还没有骂几句,就听见周围的动静了。
果然,这种楼里,到处都是自媒体小达人。
几个房门“吱呀”一声打开了缝,露出一双双看热闹的眼睛。
“大姐,大姐你先消消气。”陈火旺赶紧安抚,“我们进去说,进去说行吗?这影响不好。”
何晓莲也意识到自己失态了,愤愤地瞪了一眼那些偷看的邻居,扭头进了屋。
“进来吧!有什么好看的!”
屋里不大,摆设很简单。
一张双人床,一个大衣柜,一张吃饭的桌子。
墙上贴着一张四大天王的海报,已经有些泛黄。
空气里弥漫着一股说不清的味儿,有点闷。
“坐吧。”何晓莲没好气地指了指桌边的两张板凳。
刘宇和陈火旺坐下。
“何大姐,我们就是想问问,前天晚上,也就是22号晚上,你爱人赵文渊在家吗?”刘宇开门见山。

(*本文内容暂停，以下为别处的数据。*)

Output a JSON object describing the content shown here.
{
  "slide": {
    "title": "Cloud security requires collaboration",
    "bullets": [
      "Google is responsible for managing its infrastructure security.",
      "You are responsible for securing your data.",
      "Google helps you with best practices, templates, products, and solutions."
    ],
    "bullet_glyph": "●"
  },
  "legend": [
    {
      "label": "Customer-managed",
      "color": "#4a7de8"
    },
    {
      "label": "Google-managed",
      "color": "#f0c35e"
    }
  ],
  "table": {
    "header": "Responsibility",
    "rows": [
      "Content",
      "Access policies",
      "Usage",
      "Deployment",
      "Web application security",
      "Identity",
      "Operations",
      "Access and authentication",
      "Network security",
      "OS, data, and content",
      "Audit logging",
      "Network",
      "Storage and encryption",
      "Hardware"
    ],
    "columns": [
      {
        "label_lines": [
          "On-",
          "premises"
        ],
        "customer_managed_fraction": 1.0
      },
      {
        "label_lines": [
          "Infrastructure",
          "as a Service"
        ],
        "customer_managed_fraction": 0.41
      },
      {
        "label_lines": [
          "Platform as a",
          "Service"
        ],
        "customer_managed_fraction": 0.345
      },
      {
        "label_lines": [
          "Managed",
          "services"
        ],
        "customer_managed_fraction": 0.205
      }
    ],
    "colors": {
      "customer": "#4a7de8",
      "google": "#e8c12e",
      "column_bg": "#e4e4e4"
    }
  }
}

“在家?”何晓莲冷笑一声,那笑声里充满了鄙夷和怨恨。
“他现在心里哪还有这个家!”
“那天他说厂里要加班,赶生产任务,一晚上都没回来!”
加班?
刘宇和陈火旺对视一眼。
“我当时还信了!我还傻乎乎地给他留了饭,用碗罩着,怕凉了!结果呢?”
何晓莲越说越激动。
“他根本不是加班!他肯定是跟那个莫柳安骚蹄子鬼混去了!”
“那个骚蹄子,年纪轻轻不学好,就知道勾引有妇之夫!”
“他赵文渊算个什么东西!要不是我爹当年看他可怜,托关系把他弄进纺织厂,他现在还在乡下刨地呢!”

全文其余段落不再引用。